モロッコの出国スタンプ。滞在日数は82日となった。語れば長くなる思い出がいっぱいだ。
モロッコの国境とモーリタニアの国境の間には5kmほどの距離があり、ここは現状、どこにも属さない場所となっている。
振り返ってモロッコ国境。
モーリタニアの国境が近づくと発展度合いを象徴するかのようにコンクリートの道が途切れた。
揺れまくるのでもはや手押しで進んだ。
モーリタニア国境事務所。
モーリタニアに入国し、振り返って国境を撮った。
とりあえず近くの空き地で休憩。
落としたトマトに齧り付くネズミ。
世界一長い列車が通る線路。
モーリタニアでは頻繁に警察官に呼び止められパスポートチェックが行われる。

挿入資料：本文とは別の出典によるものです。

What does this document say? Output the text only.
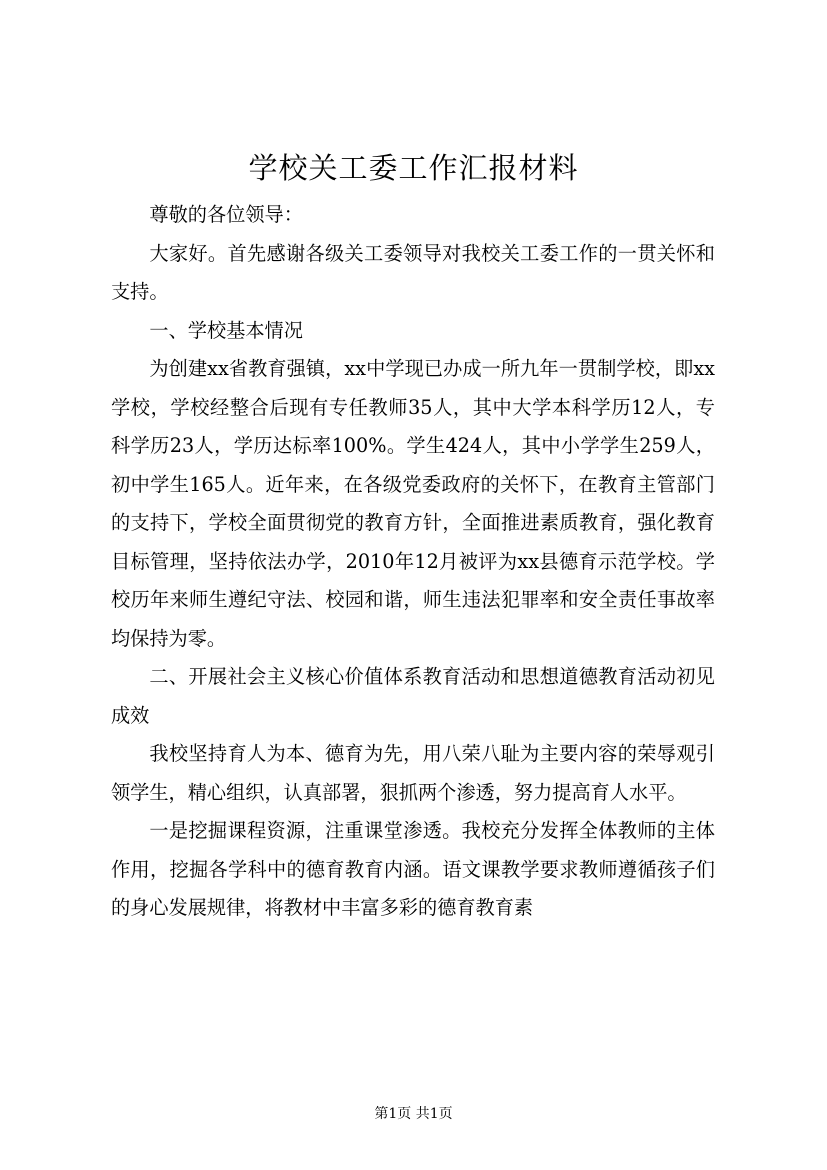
学校关工委工作汇报材料

尊敬的各位领导：

大家好。首先感谢各级关工委领导对我校关工委工作的一贯关怀和支持。

一、学校基本情况

为创建xx省教育强镇，xx中学现已办成一所九年一贯制学校，即xx学校，学校经整合后现有专任教师35人，其中大学本科学历12人，专科学历23人，学历达标率100%。学生424人，其中小学学生259人，初中学生165人。近年来，在各级党委政府的关怀下，在教育主管部门的支持下，学校全面贯彻党的教育方针，全面推进素质教育，强化教育目标管理，坚持依法办学，2010年12月被评为xx县德育示范学校。学校历年来师生遵纪守法、校园和谐，师生违法犯罪率和安全责任事故率均保持为零。

二、开展社会主义核心价值体系教育活动和思想道德教育活动初见成效

我校坚持育人为本、德育为先，用八荣八耻为主要内容的荣辱观引领学生，精心组织，认真部署，狠抓两个渗透，努力提高育人水平。

一是挖掘课程资源，注重课堂渗透。我校充分发挥全体教师的主体作用，挖掘各学科中的德育教育内涵。语文课教学要求教师遵循孩子们的身心发展规律，将教材中丰富多彩的德育教育素

第1页 共1页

モロッコではスマホで本人証明のページの写真を撮って本部に送信するだけなので手続きが早かったのだが、モーリタニアではそれができないので手書きで情報を書き取ることになり時間がかかる。こちらが事前にパスポートのコピー、もしくは情報を書きまとめた紙切れを持っていると手続きがスムーズである。パスポートを持っているだけだと返してもらうまでに少し時間をとられることになる。
本日泊まるヌアディブNouadhibouの町に入った。
宿に荷物を置き、3軒くらい両替ができる場所を巡って両替を済ませた。モーリタニアの通貨はウギア。1ウギア=3.6円。
何かを食べに行く。
見つけたレストラン。
ものすごく簡素な内装。
手を洗うための水道はなく、ポットに水を溜めて流し、それを桶で受ける
チキンとポテトのセット。100ウギア=360円
店主の女性は入った瞬間本当にだるそうにしていて「大丈夫かこいつ」と思った、出された食事を食べたジュリアンが「美味いよ!」とサムズアップを送って笑顔になって一緒に写真を頼んできたりした。こちらから笑顔で働きかけるのは大事なことだと何気ない瞬間に思わされる。
夜の町、子供が多くうろついていてこんな風にずっと近くに立ってじーっとこちらを見つめて物乞いをする。「ダメよ」と断っても食い下がってくる。
集ったメンバーでホステルの談話室に集まり、明日に向けて話し合い。
テントを張った屋上。
お湯の出ないシャワーで洗濯も済ませた。これで一泊200ウギア=720円だったけれど、5人で泊まるのでディスカウントを提案し、一人160ウギア=576円に値下げをしてもらった。
明日はモーリタニア名物、世界一長い列車に乗ります。